Дизайнерский багаж моей мамы был отягощен одеждой, сожалениями и пустыми обещаниями. Мне было трудно нести каждый чемодан в одиночку, но я справилась.

Я занесла тяжелые чемоданы в дом Джека Борегара, пока мама стояла на крыльце. Мамины впалые щеки ввалились. Ее черный кардиган был плотно запахнут на груди, и она возмущенно вздернула подбородок, глядя на собственность свысока, как презренная королева, пока она обдумывала свои мысли. Хотя та молчала, язык ее тела кричал на меня.

Я знала, что мама злилась. Потому что нарушила главное правило: вмешалась в ее «долго и счастливо».

— Джек должен быть дома позже. У меня в мультиварке жаркое. Я подумала, может быть, сегодня вечером мы испечем печенье, — предложила я, уронив один из ее особенно тяжелых чемоданов. Она уставилась на линию деревьев вдалеке, не потрудившись ответить. — Мы всегда пекли печенье. Помнишь, мама?

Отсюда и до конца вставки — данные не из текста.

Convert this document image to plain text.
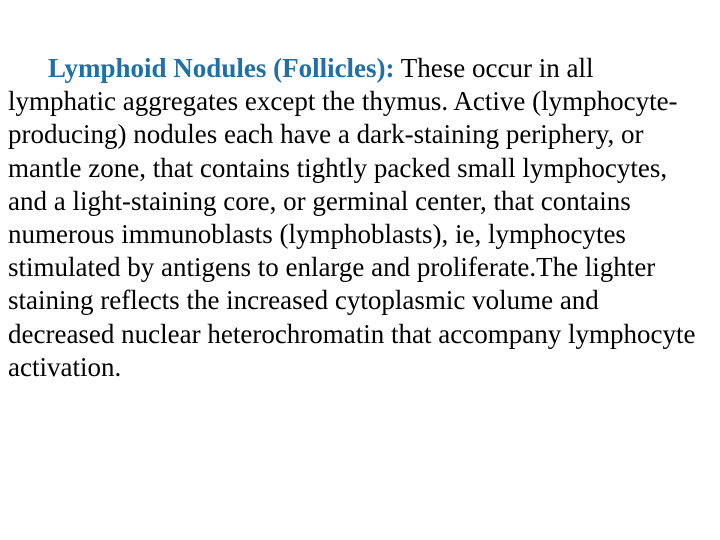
Lymphoid Nodules (Follicles): These occur in all lymphatic aggregates except the thymus. Active (lymphocyte-producing) nodules each have a dark-staining periphery, or mantle zone, that contains tightly packed small lymphocytes, and a light-staining core, or germinal center, that contains numerous immunoblasts (lymphoblasts), ie, lymphocytes stimulated by antigens to enlarge and proliferate.The lighter staining reflects the increased cytoplasmic volume and decreased nuclear heterochromatin that accompany lymphocyte activation.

Ничего. Ответа нет. Тишина затянулась, как колючая проволока между двумя столбами забора. Натянутая, острая, с настороженными намерениями.

Мама была не в восторге от того, что оказалась вдали от мужа и вернулась в Коннектикут. И, насколько я поняла, Джозеф тоже был не в восторге от вмешательства Джека. Мне не удалось подслушать переговоры, но потребовалось немало усилий, чтобы посадить маму на самолет. Почему моя мать не ухватилась за шанс сбежать подальше от своего мужа, было для меня загадкой. Я видела болезненные синяки. Поняла, на что способен мой отчим. Но, возможно, она чувствовала ту же неуверенность в Джеке, что и я. Я не была уверена, что могу ему доверять, но у меня не было других вариантов.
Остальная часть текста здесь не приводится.